2023
God Is Always Good
January 2023


Digital Only

God Is Always Good

The author lives in Utah, USA.

Even after losing all seven of our children, we know Heavenly Father’s love for us is constant.

Image
man and woman clasping hands

“God is good” was the phrase that came to my mind when my husband and I first learned we were expecting triplets. I had previously lost twins shortly after childbirth when they were born prematurely at 21 weeks. I’d also had two miscarriages. So the news that we were expecting three more babies was a surprise that my husband and I were still processing after struggling with polycystic ovary syndrome (PCOS).

Fearing the worst, I wondered, “What if these babies don’t live? Does that mean God is not good?” I tried to calm my fears with the mantra, “God is always good.” I further reasoned that my love for Heavenly Father isn’t dependent upon getting what I want. I love Him, and I know He loves me. He knows when I weep and what I am feeling. Though I don’t understand why He allows certain things to happen, I know without a doubt that He desires my happiness.

Because of my complications during previous pregnancies, I was referred to a specialist who carefully monitored my prenatal care during this pregnancy. I was comforted when a visiting General Authority gave me a priesthood blessing after a stake conference and reminded me that God was very aware of my situation and that He loves me. I knew I was in good hands.

A statement made by Elder John H. Groberg when he was serving in the Seventy brought me peace during the long days of this high-risk pregnancy: “When filled with God’s love, we can do and see and understand things that we could not otherwise do or see or understand. Filled with His love, we can endure pain, quell fear, forgive freely, avoid contention, renew strength, and bless and help others in ways surprising even to us.”1

Even with priesthood blessings, the best medical care, and taking precautions to prevent the results from my earlier pregnancies, our triplets were born at 20 weeks for the same reason the twins had previously come early. One of the triplets was stillborn, and the other two died shortly after birth.

During this time, I found great comfort in the talk “Grateful in Any Circumstances” from Elder Dieter F. Uchtdorf of the Quorum of the Twelve Apostles. His teachings spoke peace to my broken heart, including these words:

“Some are facing the end of a cherished relationship, such as the death of a loved one or estrangement from a family member. Others feel they are facing the end of hope—the hope of being married or bearing children or overcoming an illness. Others may be facing the end of their faith, as confusing and conflicting voices in the world tempt them to question, even abandon, what they once knew to be true.

“Sooner or later, I believe that all of us experience times when the very fabric of our world tears at the seams, leaving us feeling alone, frustrated, and adrift.

“It can happen to anyone. No one is immune.
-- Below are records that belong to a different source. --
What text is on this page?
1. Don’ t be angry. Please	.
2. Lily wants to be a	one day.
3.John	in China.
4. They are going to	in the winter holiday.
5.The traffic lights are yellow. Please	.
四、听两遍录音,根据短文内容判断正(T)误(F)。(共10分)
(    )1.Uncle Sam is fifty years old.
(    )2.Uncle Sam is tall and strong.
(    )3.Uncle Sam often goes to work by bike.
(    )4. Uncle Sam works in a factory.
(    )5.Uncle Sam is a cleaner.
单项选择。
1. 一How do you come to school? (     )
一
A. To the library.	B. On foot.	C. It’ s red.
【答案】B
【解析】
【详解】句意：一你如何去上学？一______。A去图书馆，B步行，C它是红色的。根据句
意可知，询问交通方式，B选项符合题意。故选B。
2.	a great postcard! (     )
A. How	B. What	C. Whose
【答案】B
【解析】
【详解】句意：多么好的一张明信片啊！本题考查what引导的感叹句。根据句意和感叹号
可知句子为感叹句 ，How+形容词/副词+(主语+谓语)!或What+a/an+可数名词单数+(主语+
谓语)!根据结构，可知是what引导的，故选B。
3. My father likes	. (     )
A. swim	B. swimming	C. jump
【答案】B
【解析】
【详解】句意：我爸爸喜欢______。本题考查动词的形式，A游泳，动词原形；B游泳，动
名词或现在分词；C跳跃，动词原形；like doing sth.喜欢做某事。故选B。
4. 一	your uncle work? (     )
“Everyone’s situation is different, and the details of each life are unique. Nevertheless, I have learned that there is something that would take away the bitterness that may come into our lives. There is one thing we can do to make life sweeter, more joyful, even glorious.

“We can be grateful!”2

Based on Elder Uchtdorf’s talk, I started keeping a gratitude journal. In the wake of our twins’ deaths, I’d started experiencing uncontrollable anxiety and despair; the simple act of writing down the good things that had happened each day gave me the courage to let go of the bitterness and blame that had consumed me. I learned to be grateful for every day that I am alive and for the experiences that God gives me. I am a much happier person, despite our losses; I’ve learned to be “thankful in [my] circumstances—whatever they may be.”3

My seven departed little ones are teaching me about gratitude from the other side of the veil. Even though I can’t see them, I feel them influencing my life and helping me to be happy, which is one of the greatest gifts anyone could give me. They have taught me about the important things in life, about what really matters.

There are great blessings awaiting us if we stay faithful to Heavenly Father and Jesus Christ, obey Their commandments, and keep our covenants. I look forward to the great blessing of being reunited with my children someday and raising them during the Millennium.4 We will have our hands full, but that thought brings me so much joy and reassures me that God is always good.